長い放送時間だからこそ、棋士それぞれの面白い部分が見えるようになった……これもまた偶然の産物ではあるのですが(笑)。先ほど挙げた早指し対局となると、その局面における解説になりがちです。それが動画中継だと、解説と聞き手を務める棋士の雑談――例えば将棋以外の日常生活や趣味などを話すなど、自分を表現する機会が増えました。
もともと「棋士は個性的な人が多いよね」とはよく言われていました。ネット中継によって世間の皆さんが発見した代表格と言えば、加藤(一二三)先生です。
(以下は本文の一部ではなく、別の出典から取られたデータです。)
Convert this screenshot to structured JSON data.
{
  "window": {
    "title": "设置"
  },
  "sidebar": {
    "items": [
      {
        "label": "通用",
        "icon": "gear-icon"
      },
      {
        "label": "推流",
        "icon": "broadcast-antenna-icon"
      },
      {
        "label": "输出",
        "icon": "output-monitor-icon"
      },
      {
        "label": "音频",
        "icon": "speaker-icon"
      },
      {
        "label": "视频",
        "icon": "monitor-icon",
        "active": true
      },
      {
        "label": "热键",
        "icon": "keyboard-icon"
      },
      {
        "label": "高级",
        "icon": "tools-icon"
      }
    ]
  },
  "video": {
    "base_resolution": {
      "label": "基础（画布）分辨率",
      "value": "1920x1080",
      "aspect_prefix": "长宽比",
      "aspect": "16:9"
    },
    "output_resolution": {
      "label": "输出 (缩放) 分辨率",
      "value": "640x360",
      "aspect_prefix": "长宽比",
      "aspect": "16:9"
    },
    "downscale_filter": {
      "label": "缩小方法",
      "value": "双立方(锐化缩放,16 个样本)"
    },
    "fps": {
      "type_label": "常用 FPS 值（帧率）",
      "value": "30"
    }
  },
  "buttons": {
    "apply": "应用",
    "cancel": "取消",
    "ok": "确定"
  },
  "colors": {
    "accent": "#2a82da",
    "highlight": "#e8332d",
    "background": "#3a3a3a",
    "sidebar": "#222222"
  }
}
将棋界ではその実績からもちろんレジェンドですし、皆さんもお知りでしょう数々の逸話を残しています。その一方で、将棋の“外の世界”とのつながりを持ったのは、動画中継が始まって以降でもあるな、と感じています。また加藤先生以外にも、木村一基九段はわかりやすい解説と面白いトーク両方を兼ね備えていて、解説でも非常に人気が高い筆頭格ですよね。
対局中の棋士の行動も、指し回しと同等以上に注目されています。天彦先生がリップクリームを塗ったり、藤井さんが初手を指す前にお茶を飲む姿などは、すごいところに着目していただいたなと感じますし(笑)。